The road from Anchorage to Fairbanks stretches more than 300 miles, carving a smooth and vital path between Alaska’s relatively populous Southcentral region and the huge, largely uninhabited Interior. About a third of it, right in the middle, hugs the eastern edge of Denali National Park and Preserve. The park’s centerpiece, Denali—recognized officially as Mount McKinley until reverting to its native Koyukon name in 2015—is the highest peak in North America, at more than 20,000 feet.
On a spring afternoon in 1995, Siobhan Wescott, MD, MPH, who until then had never considered becoming a physician, was making the drive after attending a public health conference in Anchorage. An Alaska Native living in Fairbanks, Dr. Wescott had long had a special fondness for Denali.
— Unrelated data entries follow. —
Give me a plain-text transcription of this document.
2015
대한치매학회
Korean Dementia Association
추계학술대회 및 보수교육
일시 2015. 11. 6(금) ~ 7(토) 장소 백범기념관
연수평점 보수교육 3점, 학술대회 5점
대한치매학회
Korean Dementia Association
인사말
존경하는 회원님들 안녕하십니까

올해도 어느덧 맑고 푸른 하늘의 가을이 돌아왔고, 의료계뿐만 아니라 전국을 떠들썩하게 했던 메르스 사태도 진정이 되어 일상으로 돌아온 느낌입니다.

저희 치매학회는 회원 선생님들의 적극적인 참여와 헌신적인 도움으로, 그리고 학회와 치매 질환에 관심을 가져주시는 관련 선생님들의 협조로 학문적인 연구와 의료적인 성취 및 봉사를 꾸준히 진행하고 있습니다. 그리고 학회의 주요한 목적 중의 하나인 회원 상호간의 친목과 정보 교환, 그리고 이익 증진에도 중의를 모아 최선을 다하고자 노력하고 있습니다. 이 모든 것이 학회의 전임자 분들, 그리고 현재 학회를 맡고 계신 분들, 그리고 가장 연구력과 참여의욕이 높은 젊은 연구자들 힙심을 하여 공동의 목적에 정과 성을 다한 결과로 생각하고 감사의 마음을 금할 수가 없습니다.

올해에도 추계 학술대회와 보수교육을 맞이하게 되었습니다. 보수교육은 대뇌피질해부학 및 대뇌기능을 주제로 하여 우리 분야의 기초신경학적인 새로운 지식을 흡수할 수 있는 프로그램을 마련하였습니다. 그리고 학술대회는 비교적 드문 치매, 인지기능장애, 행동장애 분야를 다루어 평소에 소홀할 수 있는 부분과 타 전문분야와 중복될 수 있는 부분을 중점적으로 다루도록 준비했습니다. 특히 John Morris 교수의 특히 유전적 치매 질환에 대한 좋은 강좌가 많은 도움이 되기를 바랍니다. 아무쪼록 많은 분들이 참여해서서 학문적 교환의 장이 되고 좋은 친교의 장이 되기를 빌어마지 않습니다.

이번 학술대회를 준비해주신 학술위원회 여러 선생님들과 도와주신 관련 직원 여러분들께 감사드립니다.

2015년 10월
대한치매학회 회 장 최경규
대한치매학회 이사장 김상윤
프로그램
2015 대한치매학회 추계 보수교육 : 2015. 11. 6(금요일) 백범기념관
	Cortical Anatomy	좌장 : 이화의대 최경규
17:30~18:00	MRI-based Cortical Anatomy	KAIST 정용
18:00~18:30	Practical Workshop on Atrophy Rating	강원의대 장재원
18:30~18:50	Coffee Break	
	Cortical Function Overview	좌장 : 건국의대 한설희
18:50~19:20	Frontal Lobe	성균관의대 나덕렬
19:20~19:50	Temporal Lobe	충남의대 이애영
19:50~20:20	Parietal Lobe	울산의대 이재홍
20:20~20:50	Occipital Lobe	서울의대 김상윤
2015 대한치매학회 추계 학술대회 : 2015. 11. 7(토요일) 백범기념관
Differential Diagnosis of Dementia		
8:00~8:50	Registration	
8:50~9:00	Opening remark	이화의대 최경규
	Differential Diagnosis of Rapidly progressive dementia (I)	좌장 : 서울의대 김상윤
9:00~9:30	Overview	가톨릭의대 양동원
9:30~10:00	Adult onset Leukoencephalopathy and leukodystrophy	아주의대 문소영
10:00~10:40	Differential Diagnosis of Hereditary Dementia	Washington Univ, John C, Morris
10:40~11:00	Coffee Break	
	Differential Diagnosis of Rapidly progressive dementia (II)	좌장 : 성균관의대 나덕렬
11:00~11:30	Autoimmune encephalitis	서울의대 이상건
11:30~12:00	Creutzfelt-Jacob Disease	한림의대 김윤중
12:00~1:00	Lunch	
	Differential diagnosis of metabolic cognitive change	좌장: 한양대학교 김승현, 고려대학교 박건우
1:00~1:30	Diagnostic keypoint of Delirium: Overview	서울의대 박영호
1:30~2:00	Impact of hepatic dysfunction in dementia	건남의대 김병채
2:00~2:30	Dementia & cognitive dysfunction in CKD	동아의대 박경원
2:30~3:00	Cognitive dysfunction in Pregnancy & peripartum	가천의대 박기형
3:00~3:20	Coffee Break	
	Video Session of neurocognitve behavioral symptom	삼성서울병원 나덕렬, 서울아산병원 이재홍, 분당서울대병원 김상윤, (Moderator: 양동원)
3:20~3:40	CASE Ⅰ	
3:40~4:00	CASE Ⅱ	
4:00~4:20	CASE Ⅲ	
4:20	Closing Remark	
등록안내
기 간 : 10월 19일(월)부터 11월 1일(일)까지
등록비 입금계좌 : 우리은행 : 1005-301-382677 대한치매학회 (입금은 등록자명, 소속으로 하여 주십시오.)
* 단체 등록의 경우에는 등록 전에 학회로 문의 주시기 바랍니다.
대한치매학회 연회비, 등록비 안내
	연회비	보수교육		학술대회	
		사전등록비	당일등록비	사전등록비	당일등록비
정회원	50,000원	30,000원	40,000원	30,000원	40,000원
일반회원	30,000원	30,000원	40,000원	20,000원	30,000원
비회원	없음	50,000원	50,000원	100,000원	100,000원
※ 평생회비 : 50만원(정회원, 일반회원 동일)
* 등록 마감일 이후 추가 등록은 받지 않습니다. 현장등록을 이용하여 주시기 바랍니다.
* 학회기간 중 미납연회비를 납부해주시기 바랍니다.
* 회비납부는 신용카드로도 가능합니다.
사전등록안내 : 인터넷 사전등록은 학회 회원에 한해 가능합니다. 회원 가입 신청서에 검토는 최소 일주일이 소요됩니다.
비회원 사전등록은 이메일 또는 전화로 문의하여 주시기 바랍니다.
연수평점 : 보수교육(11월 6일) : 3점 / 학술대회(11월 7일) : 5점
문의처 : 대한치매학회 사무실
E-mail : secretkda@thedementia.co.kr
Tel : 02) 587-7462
Only a few spots on the drive have a view of the mountain, and most of the time its summit is obscured by clouds. On this day, though, as she came around a turn, the soaring massif came into view. This got her thinking.
“I had met so many people who waited their whole lives to see Denali,” she says. “I asked myself what I would wait my whole life for … and the answer was a medical degree.”
For decades, the number of Native Americans entering medical school in the U.S. has rarely topped 1 percent of the medical student population, according to Association of American Medical Colleges (AAMC) data. So even one more is a meaningful increase, especially in predominantly native areas.
Part of the shortage naturally has been attributable to Native Americans’ fraught experience with the U.S. government. Besides having been removed from their ancestral hunting lands and separated from their traditional nomadic way of life, they were subjected to forced sterilizations and other procedures performed in the name of medical research.
“The most common thing you can say of native patients is that there is often an initial, baseline distrust of Western medicine,” Dr. Wescott says. “There is a sense that their version of survival is not understood by people who are perceived as privileged.”
But Dr. Wescott’s desire to become a physician was about more than caring directly for native communities. Native Americans, she knew, also could contribute a unique worldview to medicine, so she wanted to see more of them in the profession.
“What amazes me about my ancestors is that they survived for thousands of years by being tough, adaptable, wise and, most importantly, looking out for each other,” she says. “We need more people like that in medicine.”
By the time of her revelation in the shadow of Denali, Dr. Wescott had been working in tribal health for years. After graduating from Dartmouth with a degree in government, she had gone to work for Sen. Tom Daschle, then the junior senator from South Dakota, and spent a year on the Senate Committee on Indian Affairs, as a Henry M. Jackson Leadership Fellow.
She wasn’t happy in D.C., though, so she moved back to Alaska, eventually getting married, relocating to Los Angeles and earning a master’s in public health, then ending up again in her home state. Like her ancestors, Dr. Wescott was constantly moving.
She was 35 and the oldest student in her class when she enrolled at Harvard Medical School. There she co-directed the Four Directions Summer Research Program, an opportunity for Native American undergraduates to explore careers in medicine under supervision of medical school faculty.
Dr. Wescott has been out of medical school for more than 10 years now, but she still rarely sees other Native American physicians. In fact, according to AAMC, faculty who report as American Indian or Alaska Native alone account for just 0.1 percent of the nationwide total.
But she also has been working to address the Native American physician shortage systemically. As a member of the board of directors of the Association of American Indian Physicians (AAIP), she has helped organize an annual summit with AAMC to expand national efforts to attract native students to medicine.